Her resolve was tentative at best. For every memory that cast the duo of them in a poor light, there was a lovely one: Pilfered candy-bars, shared straight down the middle. Sticky palms gripping handlebars. Fashion shows performed with Foster’s wardrobe, first innocent trial-runs and then serious admissions. He was the only one who hadn’t balked at her, laughed it off when she said often she didn’t feel like a girl. That sometimes, she wanted to simply be. In absence of this gendered body, the corporeal prison that told her not to eat. Half of them had been fantasy-Mattie, fictional-character Mattie enacting childhood romance with abandon. The other half? The real Mattie. Confused, insecure, unsure of who she was. Few had seen that person. He was one of them.
It made it impossible for her to simply shut the door on him. Return to her routine, her empty home, her aimless search for identity. Her grief. Foster had always been the person ( more like a concept ) she turned to when things became difficult. Instead of facing her problems, she disappeared herself into him. Into her love for him. Into his endless push-pull, the desire and dismissal that came as a one-two punch to her gut. It was easier that way, but it was escapism. She tried with marked determination to remind herself of that as she stepped outside, clicking the door shut behind her.

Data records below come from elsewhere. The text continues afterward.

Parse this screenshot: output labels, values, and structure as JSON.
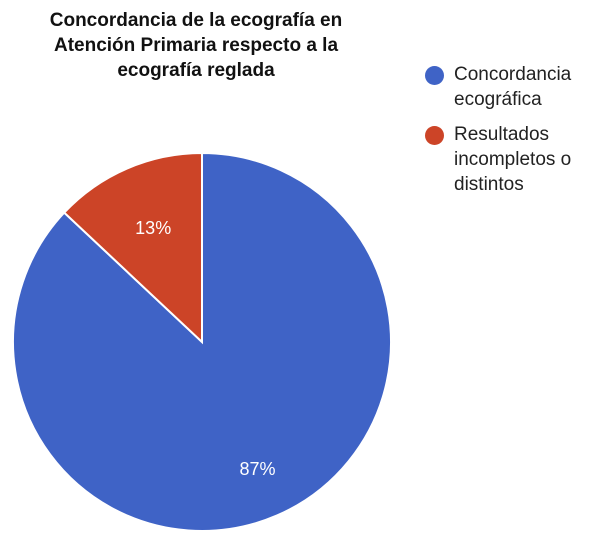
{
  "chart_data": {
    "type": "pie",
    "title": "Concordancia de la ecografía en Atención Primaria respecto a la ecografía reglada",
    "title_lines": [
      "Concordancia de la ecografía en",
      "Atención Primaria respecto a la",
      "ecografía reglada"
    ],
    "categories": [
      "Concordancia ecográfica",
      "Resultados incompletos o distintos"
    ],
    "values": [
      87,
      13
    ],
    "value_labels": [
      "87%",
      "13%"
    ],
    "colors": [
      "#3f63c6",
      "#cc4427"
    ],
    "legend": {
      "placement": "right",
      "entries": [
        {
          "label_lines": [
            "Concordancia",
            "ecográfica"
          ]
        },
        {
          "label_lines": [
            "Resultados",
            "incompletos o",
            "distintos"
          ]
        }
      ]
    }
  }
}
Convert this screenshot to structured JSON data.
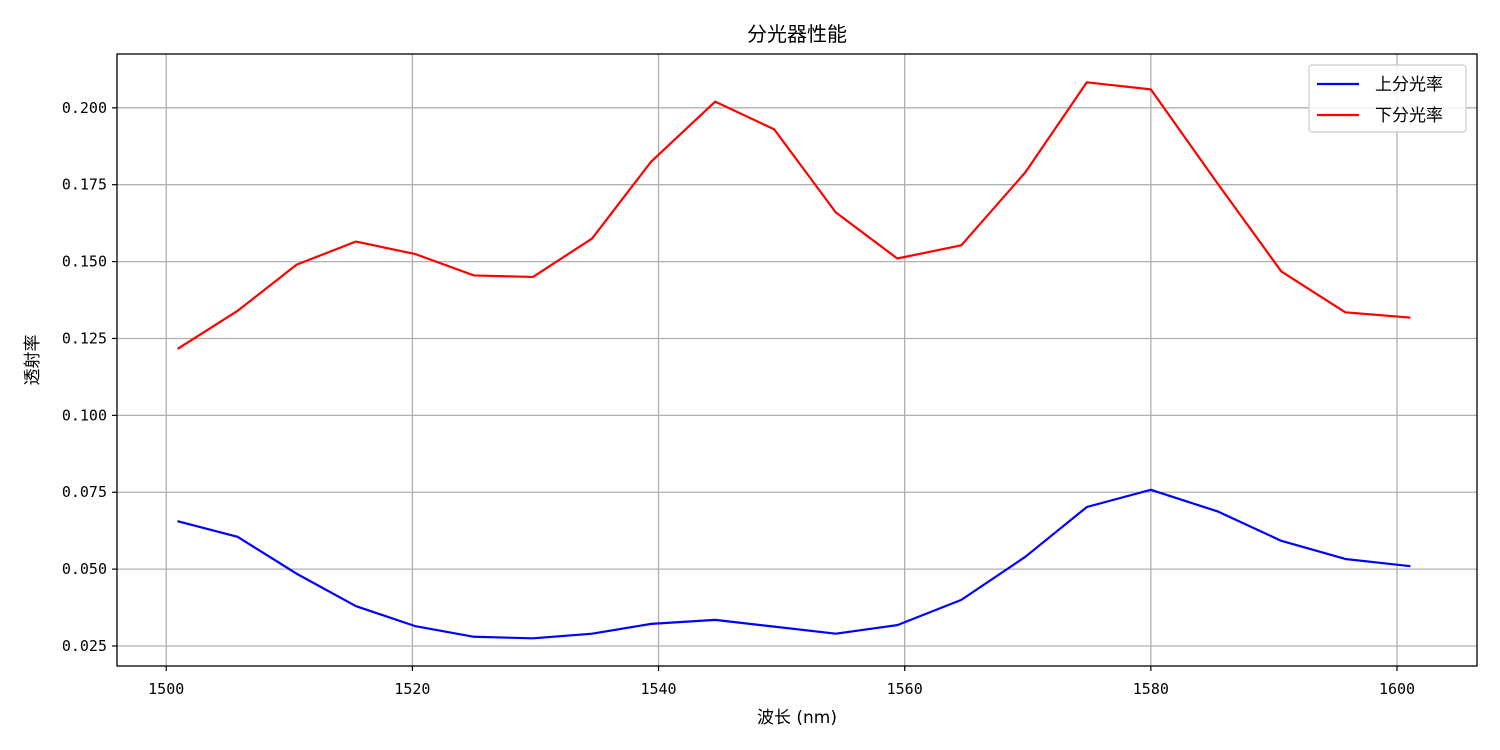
{
  "chart_data": {
    "type": "line",
    "title": "分光器性能",
    "xlabel": "波长 (nm)",
    "ylabel": "透射率",
    "xlim": [
      1496,
      1606.5
    ],
    "ylim": [
      0.0185,
      0.2175
    ],
    "x_ticks": [
      1500,
      1520,
      1540,
      1560,
      1580,
      1600
    ],
    "y_ticks": [
      0.025,
      0.05,
      0.075,
      0.1,
      0.125,
      0.15,
      0.175,
      0.2
    ],
    "y_tick_labels": [
      "0.025",
      "0.050",
      "0.075",
      "0.100",
      "0.125",
      "0.150",
      "0.175",
      "0.200"
    ],
    "grid": true,
    "legend_position": "top-right",
    "x": [
      1501,
      1505.8,
      1510.6,
      1515.4,
      1520.2,
      1525,
      1529.8,
      1534.6,
      1539.4,
      1544.6,
      1549.4,
      1554.4,
      1559.4,
      1564.6,
      1569.8,
      1574.8,
      1580,
      1585.4,
      1590.6,
      1595.8,
      1601
    ],
    "series": [
      {
        "name": "上分光率",
        "color": "#0000ff",
        "values": [
          0.0655,
          0.0605,
          0.0485,
          0.038,
          0.0315,
          0.028,
          0.0275,
          0.029,
          0.0322,
          0.0335,
          0.0313,
          0.029,
          0.0318,
          0.04,
          0.054,
          0.0702,
          0.0758,
          0.0688,
          0.0592,
          0.0533,
          0.051
        ]
      },
      {
        "name": "下分光率",
        "color": "#ff0000",
        "values": [
          0.1218,
          0.134,
          0.149,
          0.1565,
          0.1525,
          0.1455,
          0.145,
          0.1575,
          0.1825,
          0.202,
          0.193,
          0.166,
          0.151,
          0.1553,
          0.179,
          0.2083,
          0.206,
          0.1755,
          0.1468,
          0.1335,
          0.1318
        ]
      }
    ]
  }
}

“Okay,” she acquiesced, though her face was still hardened to him. Betraying nothing ( or trying its hardest; even in spite of everything, her eyes still beamed at him like he was the only thing on earth ). “We can talk.” The unspoken caveat: we talk out here. She knew her own patterns. If she let him in, chances were she’d fall just as quickly into old habits. It was with reluctance that Mattie admitted she held the upper hand, but she was suddenly enlivened by the thought. Finally, it was she who held him cupped in her palm. Mattie who could set parameters, end conversations at whim, disappear with only a few terse words and nothing more. She’d endured that from him for years, excusing it with ‘he’ll come around’ or ‘he’s frightened of what he feels’. No longer: her father’s voice echoed, the only voice that mattered at the moment. Stop chasing that Caldwell boy.
“I don’t know how to do this,” Mattie admitted quietly. “Not talk to you.” A tragic misstep. A betrayal that she felt anything at all, still. A chink in her armor. A weakness. The way she looked up at him through her lashes, dark eyes doe-wide, was another. There was the old Mattie in there, caged. Told to shut up, at least for the next few minutes. Quieting her was proving more difficult than expected.